The Evolution of the Lottery

While the lottery seems to be the work of our times, its roots are older than Instagram and the Kardashians. Although casting decisions and determining fates by lot has an ancient record (including several instances in the Bible), state lotteries emerged only in the modern era, after America’s nineteenth century boom waned and governments became increasingly aware of all the money to be made from gambling. At the same time, budget deficits loomed, and balancing state spending without raising taxes or cutting services proved extremely difficult for many states, especially those with generous social safety nets.

The result was that, by the nineteen-sixties, state lotteries grew in popularity and reached a point where the revenue from tickets exceeded the cost of government services. This success was based on a number of factors, including a general sense that there is “money to be made” in the gambling industry and that it is relatively risk-free, compared with other types of investments. It also helped that state lottery revenues are earmarked for specific uses. The earliest state lotteries, for example, were used to build churches and municipal repairs; Harvard, Yale, Princeton, and Dartmouth were all partially funded by lotteries; and Benjamin Franklin used a lottery to raise funds for cannons to fight the Revolutionary War.

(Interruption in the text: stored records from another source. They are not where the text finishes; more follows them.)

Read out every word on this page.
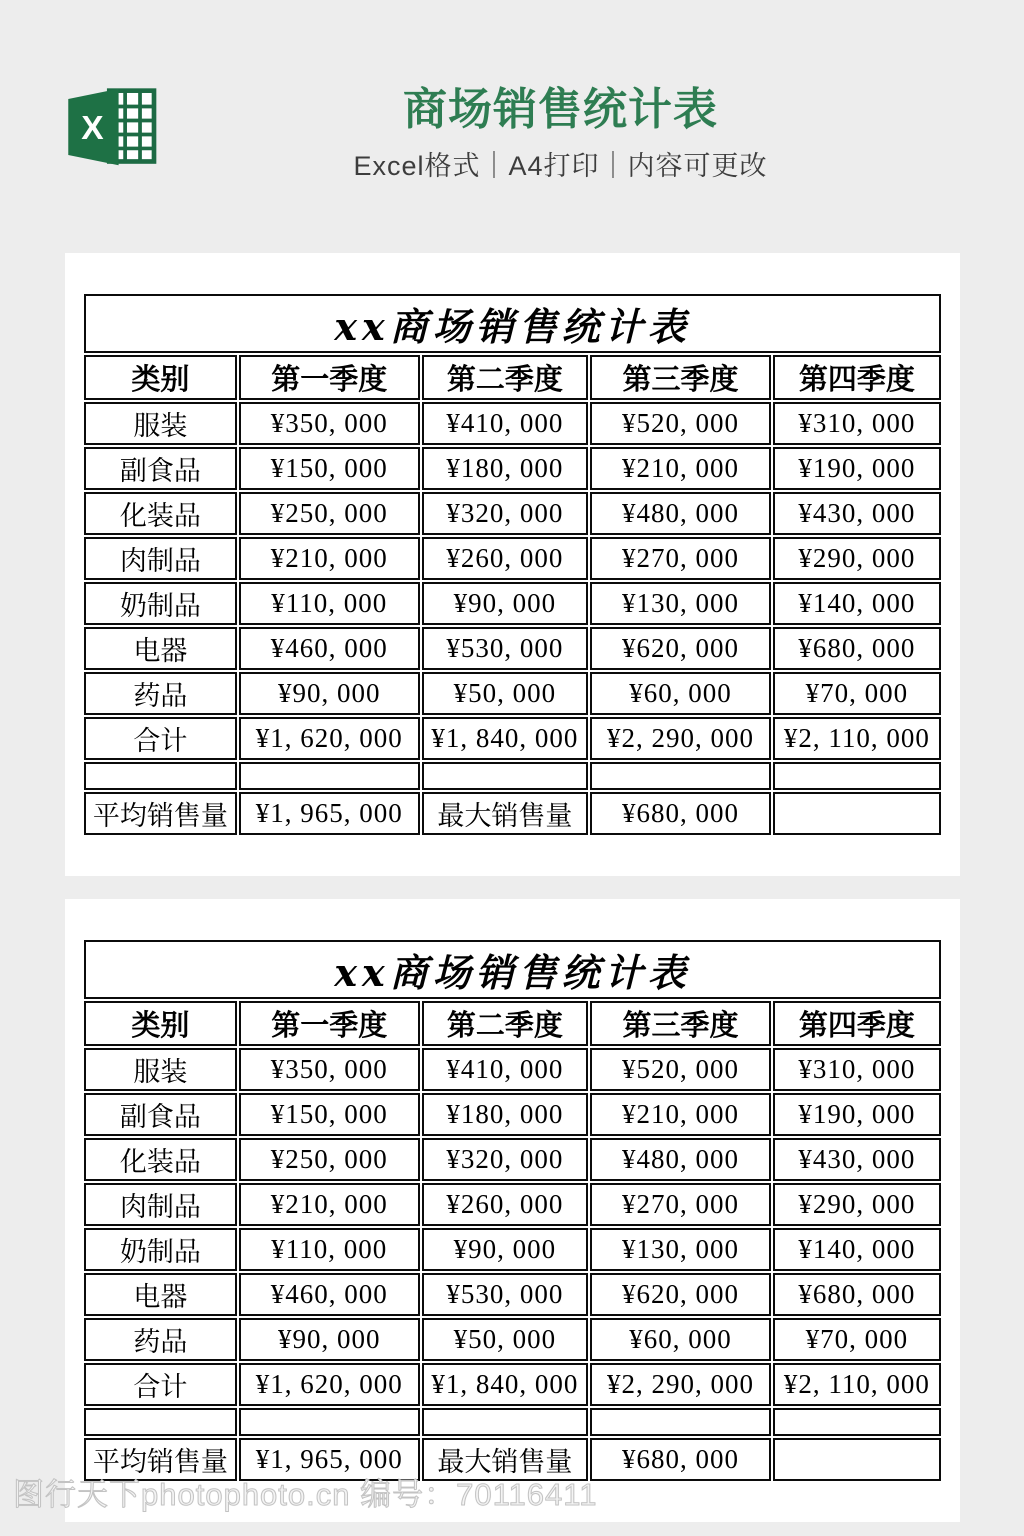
X	商场销售统计表

Excel格式｜A4打印｜内容可更改

xx商场销售统计表				
类别	第一季度	第二季度	第三季度	第四季度
服装	¥350, 000	¥410, 000	¥520, 000	¥310, 000
副食品	¥150, 000	¥180, 000	¥210, 000	¥190, 000
化装品	¥250, 000	¥320, 000	¥480, 000	¥430, 000
肉制品	¥210, 000	¥260, 000	¥270, 000	¥290, 000
奶制品	¥110, 000	¥90, 000	¥130, 000	¥140, 000
电器	¥460, 000	¥530, 000	¥620, 000	¥680, 000
药品	¥90, 000	¥50, 000	¥60, 000	¥70, 000
合计	¥1, 620, 000	¥1, 840, 000	¥2, 290, 000	¥2, 110, 000

平均销售量	¥1, 965, 000	最大销售量	¥680, 000	
xx商场销售统计表				
类别	第一季度	第二季度	第三季度	第四季度
服装	¥350, 000	¥410, 000	¥520, 000	¥310, 000
副食品	¥150, 000	¥180, 000	¥210, 000	¥190, 000
化装品	¥250, 000	¥320, 000	¥480, 000	¥430, 000
肉制品	¥210, 000	¥260, 000	¥270, 000	¥290, 000
奶制品	¥110, 000	¥90, 000	¥130, 000	¥140, 000
电器	¥460, 000	¥530, 000	¥620, 000	¥680, 000
药品	¥90, 000	¥50, 000	¥60, 000	¥70, 000
合计	¥1, 620, 000	¥1, 840, 000	¥2, 290, 000	¥2, 110, 000

平均销售量	¥1, 965, 000	最大销售量	¥680, 000	
图行天下photophoto.cn 编号：70116411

But the expansion of state lotteries into new games prompted new issues as well. As the profits from traditional games reached a plateau, the industry turned to new products like scratch-off tickets with lower prize amounts but higher odds of winning. This led to a more aggressive effort to promote the lottery and raised the public’s expectations of what could be won.

As the number of winners grew, jackpots grew larger, too. This trend accelerated when the lottery industry discovered that newsworthy mega-prizes not only drive ticket sales, but they also earn free publicity on websites and television newscasts. This, in turn, enables the prize amounts to increase again and again until the jackpot becomes so huge that it can’t be ignored.

This evolution of the lottery exemplifies a fundamental problem in the way that public policy is created. Decisions about state lotteries are typically made piecemeal and incrementally, with little overall oversight, and the authority for these decisions is divided between and within legislative and executive branches. As a result, few, if any, states have a coherent gambling or lottery policy.

This lack of a coherent policy has led to a host of problems, from compulsive gambling to alleged regressive effects on low-income groups. But perhaps the biggest issue is that, when it comes to the lottery, no one can be sure what they are actually voting for. This is because the lottery is a gamble with people’s hopes and dreams. And, as the example of Denmark Vesey shows, those dreams are often tangled up with the ugliest parts of human history.